So I got the paint mixed up and before I left the guy on the phone wanted to tell me that even though it's the same color if she had the proper white base, it won't have the same hiding power and what would normally have taken two coats to cover would now take 3 coats or more.

This turned out to be true, and since I never used the product again I always wondered if the brushless trim I got was not so much the property of Manor Hall, but almost the property of taking a normal white base and adding a bunch of floetrol to it. Because I think that's all floetrol really is, pigmentless paint. And because it was a medium base, it had a lot more vehicle and a lot less pigment.

Again I never used the product again so I don't know if the right base would have given the same results. Because, man - that trim looked more like oil trim than the satin oil impervo I was using at the the time.


----------



## kdpaint (Aug 14, 2010)

I do love me some paint chemistry.:yes: Maybe the Floetrol made the paint lay out super smooth?


----------



## Yo eleven (Nov 9, 2011)

Tint dilutes the solids i the paint, just like water would. The more tint added to a can of paint the thinner the viscocity becomes. Some pigments dilute the paint more (ex. Red,yellow,magenta) others less (gold, maroon) with a deep base the store must pump white tint into the gallon. Doing this would turn the best paint in the world into urine.


----------



## plainpainter (Nov 6, 2007)

kdpaint said:


> I do love me some paint chemistry.:yes: Maybe the Floetrol made the paint lay out super smooth?
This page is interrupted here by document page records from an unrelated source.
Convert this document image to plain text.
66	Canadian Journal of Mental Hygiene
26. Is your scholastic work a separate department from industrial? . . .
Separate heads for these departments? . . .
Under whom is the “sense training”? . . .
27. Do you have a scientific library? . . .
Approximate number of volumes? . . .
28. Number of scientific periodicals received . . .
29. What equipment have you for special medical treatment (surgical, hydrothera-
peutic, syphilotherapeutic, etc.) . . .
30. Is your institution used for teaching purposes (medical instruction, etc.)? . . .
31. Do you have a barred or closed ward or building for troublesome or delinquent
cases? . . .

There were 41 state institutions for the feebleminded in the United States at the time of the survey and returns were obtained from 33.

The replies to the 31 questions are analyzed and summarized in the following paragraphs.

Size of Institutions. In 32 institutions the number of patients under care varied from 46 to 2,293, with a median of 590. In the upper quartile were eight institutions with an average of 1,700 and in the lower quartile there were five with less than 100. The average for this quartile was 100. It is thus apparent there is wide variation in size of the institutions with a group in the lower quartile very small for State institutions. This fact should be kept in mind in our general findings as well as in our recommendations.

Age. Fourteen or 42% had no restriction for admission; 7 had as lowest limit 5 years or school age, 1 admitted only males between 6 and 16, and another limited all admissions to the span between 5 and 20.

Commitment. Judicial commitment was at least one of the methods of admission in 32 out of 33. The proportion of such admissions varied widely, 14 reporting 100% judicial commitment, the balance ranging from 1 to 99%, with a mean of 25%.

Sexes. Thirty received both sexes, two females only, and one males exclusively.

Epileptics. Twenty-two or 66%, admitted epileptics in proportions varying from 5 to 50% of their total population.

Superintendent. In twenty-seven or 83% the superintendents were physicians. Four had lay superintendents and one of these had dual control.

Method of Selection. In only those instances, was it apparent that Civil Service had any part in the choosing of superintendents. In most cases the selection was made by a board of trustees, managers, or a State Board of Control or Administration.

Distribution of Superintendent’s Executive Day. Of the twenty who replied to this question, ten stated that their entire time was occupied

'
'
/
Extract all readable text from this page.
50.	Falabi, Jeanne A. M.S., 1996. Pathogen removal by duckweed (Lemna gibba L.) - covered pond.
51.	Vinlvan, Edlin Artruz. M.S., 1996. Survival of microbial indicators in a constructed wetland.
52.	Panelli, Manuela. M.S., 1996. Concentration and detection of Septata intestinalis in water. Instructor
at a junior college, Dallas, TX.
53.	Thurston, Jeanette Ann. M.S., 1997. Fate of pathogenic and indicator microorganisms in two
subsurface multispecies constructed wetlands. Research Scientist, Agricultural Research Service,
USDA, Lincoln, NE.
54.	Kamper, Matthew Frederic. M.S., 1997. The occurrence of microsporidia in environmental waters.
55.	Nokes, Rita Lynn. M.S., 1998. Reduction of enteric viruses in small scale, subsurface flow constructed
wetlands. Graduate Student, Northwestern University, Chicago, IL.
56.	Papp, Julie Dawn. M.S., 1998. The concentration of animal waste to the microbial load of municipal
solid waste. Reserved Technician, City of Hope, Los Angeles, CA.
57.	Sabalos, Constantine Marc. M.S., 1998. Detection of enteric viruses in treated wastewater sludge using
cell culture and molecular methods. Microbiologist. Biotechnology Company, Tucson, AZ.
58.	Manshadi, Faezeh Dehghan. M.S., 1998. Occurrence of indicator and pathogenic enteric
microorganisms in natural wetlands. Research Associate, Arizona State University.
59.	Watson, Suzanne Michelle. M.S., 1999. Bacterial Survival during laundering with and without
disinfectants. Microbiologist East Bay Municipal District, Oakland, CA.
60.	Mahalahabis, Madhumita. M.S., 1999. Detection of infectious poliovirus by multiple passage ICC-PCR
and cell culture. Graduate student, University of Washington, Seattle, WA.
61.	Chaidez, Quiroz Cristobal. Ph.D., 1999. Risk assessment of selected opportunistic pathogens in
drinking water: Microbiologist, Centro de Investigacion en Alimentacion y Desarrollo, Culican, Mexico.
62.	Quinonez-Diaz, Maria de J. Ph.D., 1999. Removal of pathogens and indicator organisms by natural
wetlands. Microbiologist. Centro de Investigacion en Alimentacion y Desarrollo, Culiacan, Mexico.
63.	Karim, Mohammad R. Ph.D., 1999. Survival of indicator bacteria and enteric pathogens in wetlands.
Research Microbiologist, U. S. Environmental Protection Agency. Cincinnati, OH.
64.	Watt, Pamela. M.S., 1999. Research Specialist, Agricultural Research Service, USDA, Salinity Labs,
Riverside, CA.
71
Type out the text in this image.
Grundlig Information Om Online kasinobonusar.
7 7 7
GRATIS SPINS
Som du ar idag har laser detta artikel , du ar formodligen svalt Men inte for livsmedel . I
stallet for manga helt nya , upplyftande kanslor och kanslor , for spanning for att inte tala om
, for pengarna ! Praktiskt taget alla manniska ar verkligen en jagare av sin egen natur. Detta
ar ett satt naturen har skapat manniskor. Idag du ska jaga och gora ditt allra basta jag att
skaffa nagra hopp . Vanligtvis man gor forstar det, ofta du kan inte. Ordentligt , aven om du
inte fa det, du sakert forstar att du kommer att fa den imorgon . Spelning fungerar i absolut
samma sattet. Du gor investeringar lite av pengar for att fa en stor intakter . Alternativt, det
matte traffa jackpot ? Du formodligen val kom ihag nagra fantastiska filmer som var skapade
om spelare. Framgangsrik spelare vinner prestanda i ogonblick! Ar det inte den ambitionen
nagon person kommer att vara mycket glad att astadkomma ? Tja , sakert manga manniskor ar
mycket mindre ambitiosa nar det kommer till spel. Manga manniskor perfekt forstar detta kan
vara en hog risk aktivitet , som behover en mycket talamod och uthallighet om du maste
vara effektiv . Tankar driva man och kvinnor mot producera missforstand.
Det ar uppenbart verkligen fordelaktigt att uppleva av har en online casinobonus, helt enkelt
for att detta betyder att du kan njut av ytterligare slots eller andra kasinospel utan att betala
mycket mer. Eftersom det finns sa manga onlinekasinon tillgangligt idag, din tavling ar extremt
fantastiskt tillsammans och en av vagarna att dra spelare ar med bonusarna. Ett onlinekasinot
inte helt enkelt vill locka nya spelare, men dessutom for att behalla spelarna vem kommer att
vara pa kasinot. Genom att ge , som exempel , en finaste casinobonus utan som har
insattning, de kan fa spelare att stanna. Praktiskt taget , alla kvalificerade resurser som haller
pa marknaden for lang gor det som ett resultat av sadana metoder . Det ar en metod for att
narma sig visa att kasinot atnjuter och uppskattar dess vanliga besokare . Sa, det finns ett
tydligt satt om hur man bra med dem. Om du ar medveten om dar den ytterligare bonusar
I didn't put any floetrol in it. I had a decorater white mixed in a mid-tone base. I believe that floetrol is simply just paint without pigment, as a family member of the Flood company told me that basically the oil version, penetrol, is simply pigmentless oil paint. 

So by choosing a midtone base that is more 'vehicle' than it is pigment - I believe I may have simulated adding floetrol to a normal white base. So unless I actually buy the product again in the proper base I cannot say why I got the results I did. It's speculation at this point, and I am making this point only because if someone buys manor hall semigloss and doesn't get the absolute perfection brushless results I did - I am offering an explanation as to why before the fact.


----------